2010-05-04
Elmore Magazine Review by Cindy Andrews
The song energetically rattles and bops into a terrific drum solo before pulling into the station and closing with a sigh. Perfect.
Antonio Ciacca
Lagos Blues
Saxaphonist Steve Grossman cut his teeth on Wayne Shorter’s replacement in Miles Davis’ band, and went on to become a hard bop virtuoso in the early 70s. Grossman taught one of his star pupils, pianist Antonio Ciacca, to start with the blues. Ciacca, now director of programming for Jazz at Lincoln Center, enlisted his mentor on an album inspired by Ciacca’s teaching gigs in Lagos, Portugal, a karmic circle ending by a blue sea. This instrumental album shows sophistication and musicianship on every track, but I still find it accessible. In the liner notes, Ciacca relates a story about plunging into a too-cold ocean in Lagos and writing the incident into the title track.

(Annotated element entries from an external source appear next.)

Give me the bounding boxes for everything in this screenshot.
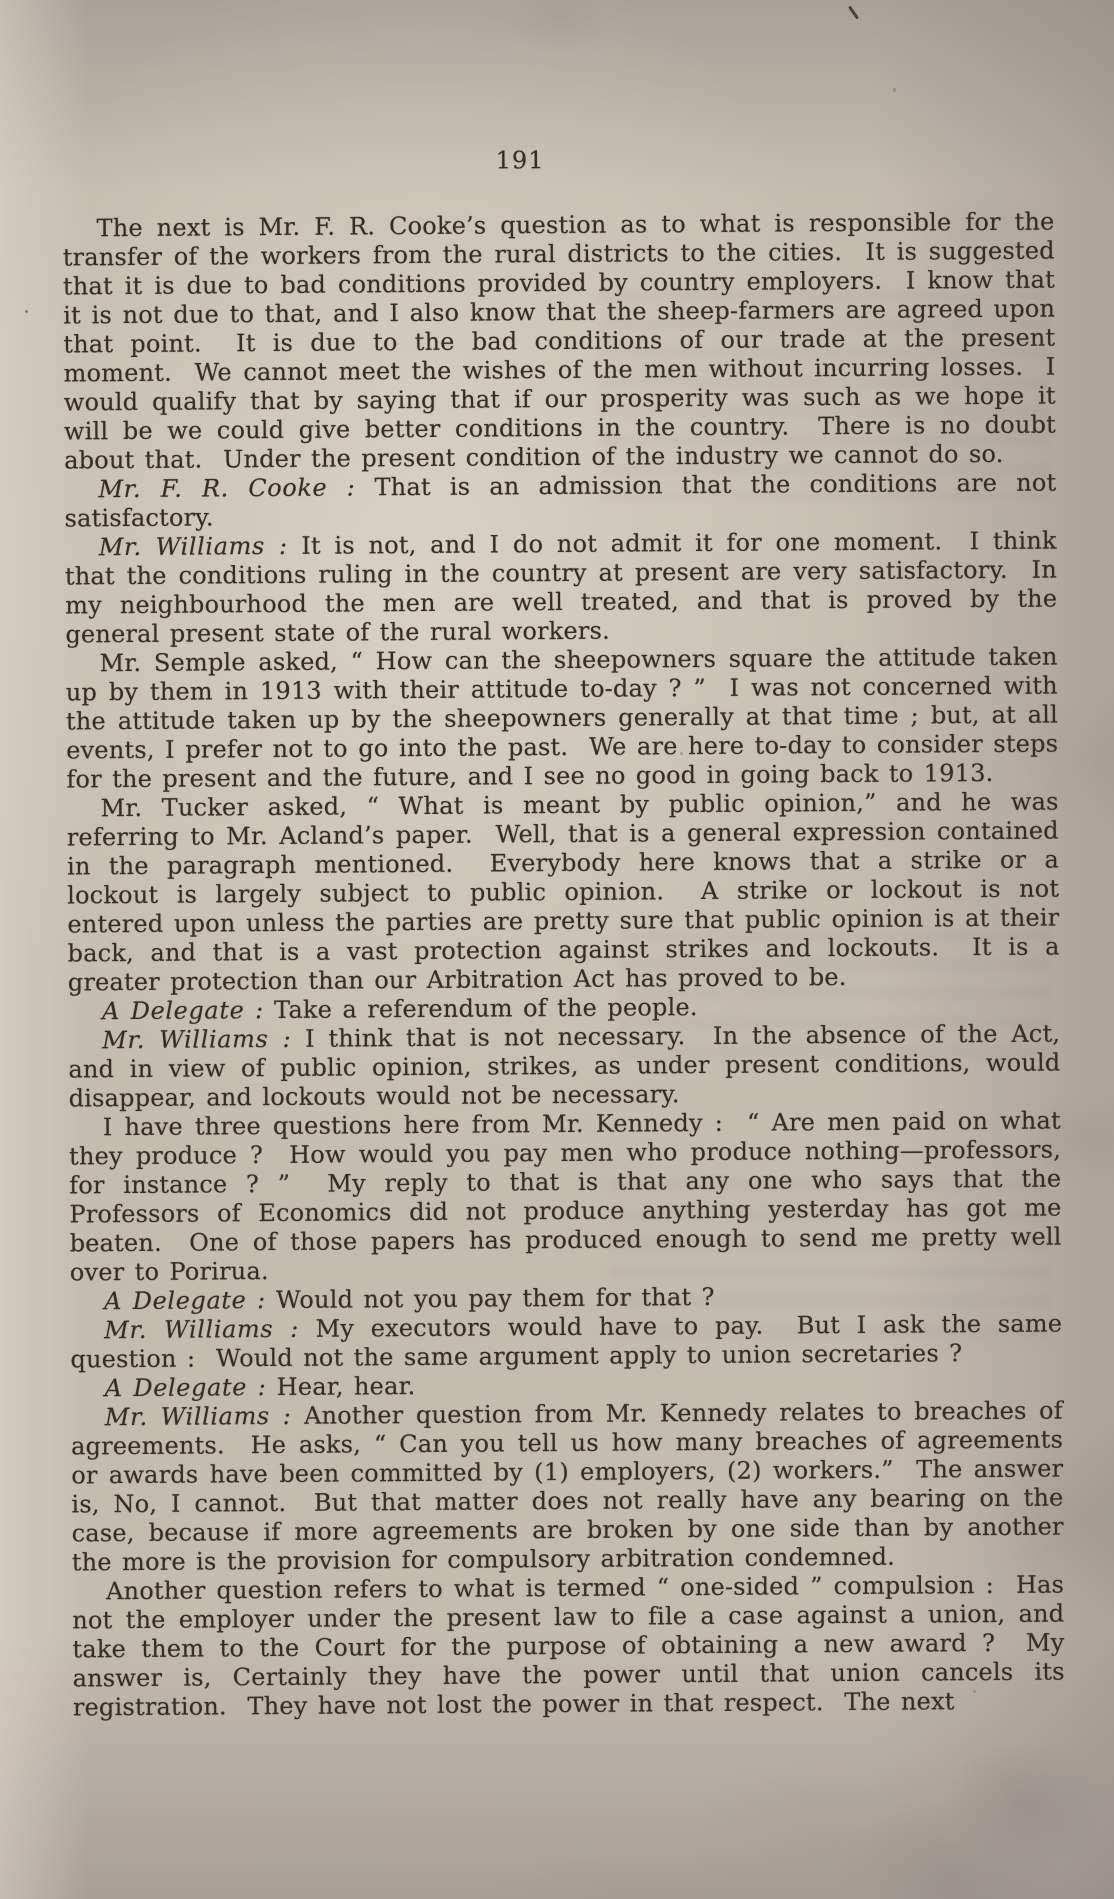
paragraph-text: Take a referendum of the people.: [274, 993, 698, 1024]
speaker-name: Mr. F. R. Cooke :: [98, 473, 355, 503]
paragraph: Mr. Williams : I think that is not neces…: [68, 1020, 1061, 1114]
speaker-name: A Delegate :: [102, 996, 264, 1025]
speaker-name: Mr. Williams :: [104, 1315, 299, 1344]
paragraph: The next is Mr. F. R. Cooke’s question a…: [62, 208, 1056, 476]
paragraph: Mr. Williams : My executors would have t…: [70, 1310, 1062, 1375]
page-number: 191: [24, 143, 1016, 179]
speaker-name: A Delegate :: [104, 1286, 266, 1315]
ink-speck: [893, 88, 896, 92]
ink-speck: [25, 310, 28, 313]
paragraph-text: Hear, hear.: [277, 1372, 416, 1401]
speaker-name: Mr. Williams :: [99, 532, 288, 561]
paragraph: Another question refers to what is terme…: [72, 1571, 1065, 1723]
paragraph-text: Mr. Semple asked, “ How can the sheepown…: [66, 642, 1069, 793]
pen-slash-mark: [848, 5, 859, 19]
paragraph: Mr. Semple asked, “ How can the sheepown…: [66, 643, 1059, 795]
paragraph-text: I have three questions here from Mr. Ken…: [69, 1106, 1072, 1286]
paragraph: Mr. F. R. Cooke : That is an admission t…: [64, 469, 1056, 534]
paragraph: Mr. Williams : It is not, and I do not a…: [65, 527, 1058, 650]
paragraph: Mr. Tucker asked, “ What is meant by pub…: [67, 788, 1060, 998]
scanned-book-page: 191 The next is Mr. F. R. Cooke’s questi…: [0, 0, 1114, 1899]
paragraph-text: The next is Mr. F. R. Cooke’s question a…: [63, 207, 1067, 474]
paragraph-text: Mr. Tucker asked, “ What is meant by pub…: [67, 787, 1070, 996]
speaker-name: Mr. Williams :: [102, 1025, 291, 1054]
paragraph: Mr. Williams : Another question from Mr.…: [71, 1397, 1064, 1578]
paragraph: I have three questions here from Mr. Ken…: [69, 1107, 1062, 1288]
speaker-name: Mr. Williams :: [105, 1402, 292, 1431]
paragraph-text: Another question refers to what is terme…: [72, 1570, 1075, 1721]
page-text-block: 191 The next is Mr. F. R. Cooke’s questi…: [62, 143, 1065, 1723]
speaker-name: A Delegate :: [105, 1373, 267, 1402]
paragraph-text: Would not you pay them for that ?: [276, 1283, 715, 1314]
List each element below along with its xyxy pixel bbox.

Listening to drummer Ulysses Owen’s brushes, we hear the gentle surf, then Ciacca’s own piano and Grossman’s sax, shocked by the cold, before the piece Grossman’s own “Take the D Train,” is a pun on both Billy Strayhorn’s classic “Take the A Train.” Duke Ellington’s signature tune, and that the New York City D train stops at Jazz at Lincoln Center. The song energetically rattles and bops into a terrific drum solo before pulling into the station and closing with a sigh. Perfect. Ciacca’s sensitive piano on Grossman’s lovely ballad “Nicoletta” highlights how silly jazz can get without losing any ground to edgeless, generic mood music.